Дети решили, что это существо — их друг.

По выступу стены они добрались до заднего окна, через него запрыгнули в комнату и открыли дверь клетки. Потом без всякой нужды пооткрывали все двери в доме, создав свой собственный, лишённый препятствий во всех направлениях, совершенно свободный мир. Все вместе они освободили существо из клетки и, волоча по полу, вытащили наружу, помимо своей воли на время превратившись в его родителей. Прежде всего ребятишки набрали полный таз воды и искупали существо, с особой тщательностью помыв его попу. Потом взяли красную ленточку и повязали ею торчащую вверх косичку, получившуюся из редких белых волосинок, беспорядочно покрывавших голову существа. Возможно, заплетая косичку, они по неосторожности сильно дёрнули существо за волосы, поэтому оно заплакало: «Ай-яй-яй». Дети на мгновение растерялись, но тут же начали придумывать способ, как сделать, чтобы существо не плакало, как его развеселить. Одна девочка стала его запугивать: «Нельзя плакать, Байху[44] идёт, кто плачет, того он посадит в свою корзину и унесёт». А мальчишка придумал ещё более хитрый способ — принялся щекотать подмышки существа. «Ха-ха-ха», — начали смеяться ребятишки, а вслед за ними и существо засмеялось: «Хе-хе-хе, хи-хи-хи». Несомненный успех прибавил им уверенности, и, преисполнившись энтузиазма, они наперебой бросились щекотать ноги, спину, шею, грудь существа. Их чёрные головы слились в один клубок, и только руки мелькали… В конце концов существо громко вскрикнуло, и глаза его наполнились мутными слезами.

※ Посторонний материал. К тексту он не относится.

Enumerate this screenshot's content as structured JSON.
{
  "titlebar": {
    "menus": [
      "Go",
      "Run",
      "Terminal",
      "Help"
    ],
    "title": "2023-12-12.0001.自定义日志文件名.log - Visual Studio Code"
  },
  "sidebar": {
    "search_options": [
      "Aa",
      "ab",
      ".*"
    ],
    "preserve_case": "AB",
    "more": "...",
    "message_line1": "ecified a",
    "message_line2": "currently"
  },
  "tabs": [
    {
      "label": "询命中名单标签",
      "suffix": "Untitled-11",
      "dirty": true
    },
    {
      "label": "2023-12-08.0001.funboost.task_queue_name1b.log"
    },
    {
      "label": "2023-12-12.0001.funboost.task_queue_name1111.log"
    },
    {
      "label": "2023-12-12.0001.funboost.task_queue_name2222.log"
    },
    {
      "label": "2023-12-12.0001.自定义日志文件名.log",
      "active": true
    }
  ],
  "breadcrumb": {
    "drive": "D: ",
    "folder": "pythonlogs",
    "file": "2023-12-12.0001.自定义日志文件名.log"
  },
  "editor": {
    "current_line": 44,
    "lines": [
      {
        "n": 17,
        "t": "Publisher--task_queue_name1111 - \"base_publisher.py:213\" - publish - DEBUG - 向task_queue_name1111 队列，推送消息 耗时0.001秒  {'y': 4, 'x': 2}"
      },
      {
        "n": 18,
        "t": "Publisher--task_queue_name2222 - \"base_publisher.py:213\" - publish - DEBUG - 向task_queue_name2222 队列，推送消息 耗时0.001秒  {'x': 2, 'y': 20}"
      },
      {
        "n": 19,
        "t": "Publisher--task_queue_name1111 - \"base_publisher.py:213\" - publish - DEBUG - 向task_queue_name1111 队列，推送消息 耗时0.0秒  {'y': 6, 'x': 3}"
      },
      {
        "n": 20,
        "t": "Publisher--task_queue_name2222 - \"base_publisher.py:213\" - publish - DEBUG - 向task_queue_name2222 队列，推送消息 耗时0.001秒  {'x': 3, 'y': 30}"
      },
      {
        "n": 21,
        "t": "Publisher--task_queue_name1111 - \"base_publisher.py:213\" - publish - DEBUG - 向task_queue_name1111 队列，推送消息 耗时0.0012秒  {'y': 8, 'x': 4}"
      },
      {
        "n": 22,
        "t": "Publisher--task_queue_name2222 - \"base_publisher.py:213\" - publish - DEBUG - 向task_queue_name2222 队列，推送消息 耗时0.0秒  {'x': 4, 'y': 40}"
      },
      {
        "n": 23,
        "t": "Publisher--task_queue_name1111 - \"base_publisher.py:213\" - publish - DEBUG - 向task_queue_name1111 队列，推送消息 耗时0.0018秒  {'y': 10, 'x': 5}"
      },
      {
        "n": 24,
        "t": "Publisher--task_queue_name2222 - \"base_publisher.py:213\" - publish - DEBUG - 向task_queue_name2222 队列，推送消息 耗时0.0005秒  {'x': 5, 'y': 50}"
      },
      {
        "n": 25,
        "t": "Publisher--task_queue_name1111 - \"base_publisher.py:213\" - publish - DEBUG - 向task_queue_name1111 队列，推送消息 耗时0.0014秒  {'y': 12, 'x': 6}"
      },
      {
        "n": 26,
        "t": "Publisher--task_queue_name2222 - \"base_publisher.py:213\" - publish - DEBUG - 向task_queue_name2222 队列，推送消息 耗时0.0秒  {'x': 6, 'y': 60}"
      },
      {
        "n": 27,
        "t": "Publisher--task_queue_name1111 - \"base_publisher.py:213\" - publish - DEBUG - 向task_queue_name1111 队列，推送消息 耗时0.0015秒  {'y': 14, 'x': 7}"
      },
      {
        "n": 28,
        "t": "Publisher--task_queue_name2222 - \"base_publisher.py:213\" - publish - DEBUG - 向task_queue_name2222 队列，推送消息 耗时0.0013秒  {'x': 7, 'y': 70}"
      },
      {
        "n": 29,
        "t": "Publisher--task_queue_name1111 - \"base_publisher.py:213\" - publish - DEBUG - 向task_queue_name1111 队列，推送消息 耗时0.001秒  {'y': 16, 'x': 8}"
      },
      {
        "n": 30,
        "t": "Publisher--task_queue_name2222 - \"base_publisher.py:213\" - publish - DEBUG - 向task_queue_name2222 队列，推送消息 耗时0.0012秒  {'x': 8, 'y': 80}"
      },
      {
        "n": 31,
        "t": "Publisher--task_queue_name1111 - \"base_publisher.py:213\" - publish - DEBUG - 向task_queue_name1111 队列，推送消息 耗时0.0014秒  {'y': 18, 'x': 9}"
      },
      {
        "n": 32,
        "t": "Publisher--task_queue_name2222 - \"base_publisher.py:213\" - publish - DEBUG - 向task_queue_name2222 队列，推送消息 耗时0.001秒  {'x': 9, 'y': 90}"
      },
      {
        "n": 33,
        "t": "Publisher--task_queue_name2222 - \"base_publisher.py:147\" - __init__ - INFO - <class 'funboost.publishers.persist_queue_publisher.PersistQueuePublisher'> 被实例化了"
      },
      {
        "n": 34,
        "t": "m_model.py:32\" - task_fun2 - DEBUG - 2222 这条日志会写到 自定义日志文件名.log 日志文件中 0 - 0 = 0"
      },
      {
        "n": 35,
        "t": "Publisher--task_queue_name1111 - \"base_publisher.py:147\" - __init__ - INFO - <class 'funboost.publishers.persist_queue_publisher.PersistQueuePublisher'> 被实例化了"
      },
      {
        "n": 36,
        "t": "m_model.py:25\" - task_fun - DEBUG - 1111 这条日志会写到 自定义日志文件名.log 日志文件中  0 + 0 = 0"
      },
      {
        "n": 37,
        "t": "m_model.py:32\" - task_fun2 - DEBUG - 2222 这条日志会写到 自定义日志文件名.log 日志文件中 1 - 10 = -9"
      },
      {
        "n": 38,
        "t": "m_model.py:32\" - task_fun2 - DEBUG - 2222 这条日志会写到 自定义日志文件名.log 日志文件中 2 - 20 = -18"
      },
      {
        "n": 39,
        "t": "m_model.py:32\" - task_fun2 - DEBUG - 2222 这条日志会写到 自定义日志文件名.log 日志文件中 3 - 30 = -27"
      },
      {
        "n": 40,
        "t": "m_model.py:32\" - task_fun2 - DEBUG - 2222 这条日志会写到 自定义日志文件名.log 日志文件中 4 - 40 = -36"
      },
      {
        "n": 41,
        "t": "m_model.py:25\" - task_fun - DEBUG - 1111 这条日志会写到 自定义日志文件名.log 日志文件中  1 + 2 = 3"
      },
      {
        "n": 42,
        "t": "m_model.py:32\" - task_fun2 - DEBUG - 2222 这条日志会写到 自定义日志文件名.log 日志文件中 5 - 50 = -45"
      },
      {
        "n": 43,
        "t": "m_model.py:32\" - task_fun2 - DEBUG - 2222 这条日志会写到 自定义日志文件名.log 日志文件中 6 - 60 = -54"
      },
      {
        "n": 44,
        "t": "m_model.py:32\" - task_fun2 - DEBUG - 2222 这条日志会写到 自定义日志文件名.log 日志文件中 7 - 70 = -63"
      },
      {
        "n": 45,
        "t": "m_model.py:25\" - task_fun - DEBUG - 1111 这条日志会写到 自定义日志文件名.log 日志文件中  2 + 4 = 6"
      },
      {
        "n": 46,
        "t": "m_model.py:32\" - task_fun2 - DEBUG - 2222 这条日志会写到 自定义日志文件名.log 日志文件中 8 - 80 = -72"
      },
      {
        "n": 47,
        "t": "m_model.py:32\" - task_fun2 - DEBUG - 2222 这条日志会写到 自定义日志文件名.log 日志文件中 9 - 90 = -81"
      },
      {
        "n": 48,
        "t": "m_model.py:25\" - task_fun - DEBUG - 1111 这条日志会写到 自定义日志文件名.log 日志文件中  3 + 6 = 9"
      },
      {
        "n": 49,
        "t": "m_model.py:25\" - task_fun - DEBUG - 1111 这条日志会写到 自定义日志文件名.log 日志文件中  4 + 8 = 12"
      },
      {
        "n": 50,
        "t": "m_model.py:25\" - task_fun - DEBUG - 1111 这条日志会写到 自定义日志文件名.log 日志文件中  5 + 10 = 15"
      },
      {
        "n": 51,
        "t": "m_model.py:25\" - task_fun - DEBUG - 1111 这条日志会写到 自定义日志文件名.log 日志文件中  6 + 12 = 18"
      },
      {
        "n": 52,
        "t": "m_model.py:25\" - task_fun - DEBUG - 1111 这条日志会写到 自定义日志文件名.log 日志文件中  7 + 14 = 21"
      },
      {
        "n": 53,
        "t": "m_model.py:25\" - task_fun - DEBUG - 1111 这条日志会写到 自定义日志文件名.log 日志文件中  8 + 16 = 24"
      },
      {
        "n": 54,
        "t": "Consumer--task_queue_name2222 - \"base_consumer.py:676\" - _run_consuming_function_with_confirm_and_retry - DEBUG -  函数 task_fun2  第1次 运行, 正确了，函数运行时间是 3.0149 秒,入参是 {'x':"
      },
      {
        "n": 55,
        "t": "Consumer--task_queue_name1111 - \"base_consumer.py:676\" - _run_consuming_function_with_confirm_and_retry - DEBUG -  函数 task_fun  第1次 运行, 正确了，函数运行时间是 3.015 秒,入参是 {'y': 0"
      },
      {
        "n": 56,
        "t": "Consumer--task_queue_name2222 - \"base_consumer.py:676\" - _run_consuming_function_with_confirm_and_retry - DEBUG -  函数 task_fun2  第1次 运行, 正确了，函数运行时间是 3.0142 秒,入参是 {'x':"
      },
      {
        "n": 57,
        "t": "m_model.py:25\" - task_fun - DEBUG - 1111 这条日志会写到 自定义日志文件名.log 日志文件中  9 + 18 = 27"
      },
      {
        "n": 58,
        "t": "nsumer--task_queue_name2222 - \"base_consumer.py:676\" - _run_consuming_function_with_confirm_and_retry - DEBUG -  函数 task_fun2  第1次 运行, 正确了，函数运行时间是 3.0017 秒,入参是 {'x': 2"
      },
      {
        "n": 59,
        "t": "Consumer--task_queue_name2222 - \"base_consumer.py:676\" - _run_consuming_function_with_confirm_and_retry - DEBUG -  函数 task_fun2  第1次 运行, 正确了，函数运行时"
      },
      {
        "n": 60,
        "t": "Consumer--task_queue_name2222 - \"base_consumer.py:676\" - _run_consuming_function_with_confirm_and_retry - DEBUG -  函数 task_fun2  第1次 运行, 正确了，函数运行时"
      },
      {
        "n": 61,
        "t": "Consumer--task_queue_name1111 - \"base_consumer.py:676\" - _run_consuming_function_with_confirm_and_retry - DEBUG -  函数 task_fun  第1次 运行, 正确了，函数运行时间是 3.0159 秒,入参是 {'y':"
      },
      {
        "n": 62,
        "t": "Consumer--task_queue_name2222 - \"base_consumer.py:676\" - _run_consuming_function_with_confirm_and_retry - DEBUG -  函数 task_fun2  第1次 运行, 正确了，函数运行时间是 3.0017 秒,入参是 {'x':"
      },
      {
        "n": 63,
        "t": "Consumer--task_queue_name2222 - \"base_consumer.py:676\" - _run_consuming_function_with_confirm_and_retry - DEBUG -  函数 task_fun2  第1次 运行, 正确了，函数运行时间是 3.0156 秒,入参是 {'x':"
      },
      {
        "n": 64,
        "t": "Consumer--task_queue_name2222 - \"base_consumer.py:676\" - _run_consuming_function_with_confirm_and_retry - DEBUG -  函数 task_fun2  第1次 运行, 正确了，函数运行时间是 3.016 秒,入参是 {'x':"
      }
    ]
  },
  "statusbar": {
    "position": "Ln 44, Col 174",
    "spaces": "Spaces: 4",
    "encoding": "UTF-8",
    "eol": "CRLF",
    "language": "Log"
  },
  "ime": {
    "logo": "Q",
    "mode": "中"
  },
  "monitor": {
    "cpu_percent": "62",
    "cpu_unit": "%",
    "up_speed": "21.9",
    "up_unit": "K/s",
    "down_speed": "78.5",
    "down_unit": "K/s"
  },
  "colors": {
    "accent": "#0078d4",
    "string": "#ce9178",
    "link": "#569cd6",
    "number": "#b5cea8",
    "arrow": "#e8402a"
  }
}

Говорят, она ещё что-то бормотала, но уже ничего нельзя было разобрать. Кто-то утверждал, что она просила немного сладкого картофеля. Согласно другой версии жаловалась, что у неё кружится голова.

Я не знаю, в тот ли самый день умерла тётушка. В любом случае от деревенской родни я узнал только про этот случай, о дальнейших событиях никто не упоминал. Как именно она ушла — в радости или нет? Умерла ли оттого, что все её внутренние органы истощились? Этого я тоже не знал. Сидя у очага в доме тёти, я слушал беззвучную тёмную ночь горной деревни и попивал обязательный перед ужином сладкий чай. На столе стояли четыре блюдца: с кукурузой, тыквенными семечками, нарезанным бататом и рисовыми конфетами. Собрав блюдца, тётя Чжэнь вынесла большую миску с кусками мяса и множество угощений из собственных запасов. Тут были и маринованные рыба, говядина, свинина и оленина, и квашеные перец, молодые ростки чеснока, лук-татарка, редька и папоротник — стол поражал своим разнообразием. Что-то гладкое и жёлтое я сначала принял за маринованные ростки бобов и только потом узнал, что это были маринованные дождевые черви, а нечто круглое и твёрдое рядом с ними — маринованные улитки. Я, конечно, и раньше знал, что пожилые любят полакомиться кисленьким, но сегодня поистине открыл для себя новый мир.

Я взглянул на тётю Чжэнь. Ветеран партизанских боёв, она приближалась к своему семидесятилетию, но по-прежнему прямо держала спину, аккуратно собирала волосы, её голос был звонким, а широкое лицо в свете горящего хвороста отливало золотом. Она жила на полную катушку, и уж если сердилась, то кричала во всю мощь своих лёгких. В просторном халате, с пышной грудью, с крупным носом, она во всех отношениях была настолько живой и большой, что ты вмиг оказывался полностью окутан и заражён ею. Она, не советуясь, добавляла мне еды и постоянно спрашивала: «Горько, нет?» Я знал, что это означает: «Солёно или нет?» — в говоре нашей деревни «горькое» и «солёное» не различались.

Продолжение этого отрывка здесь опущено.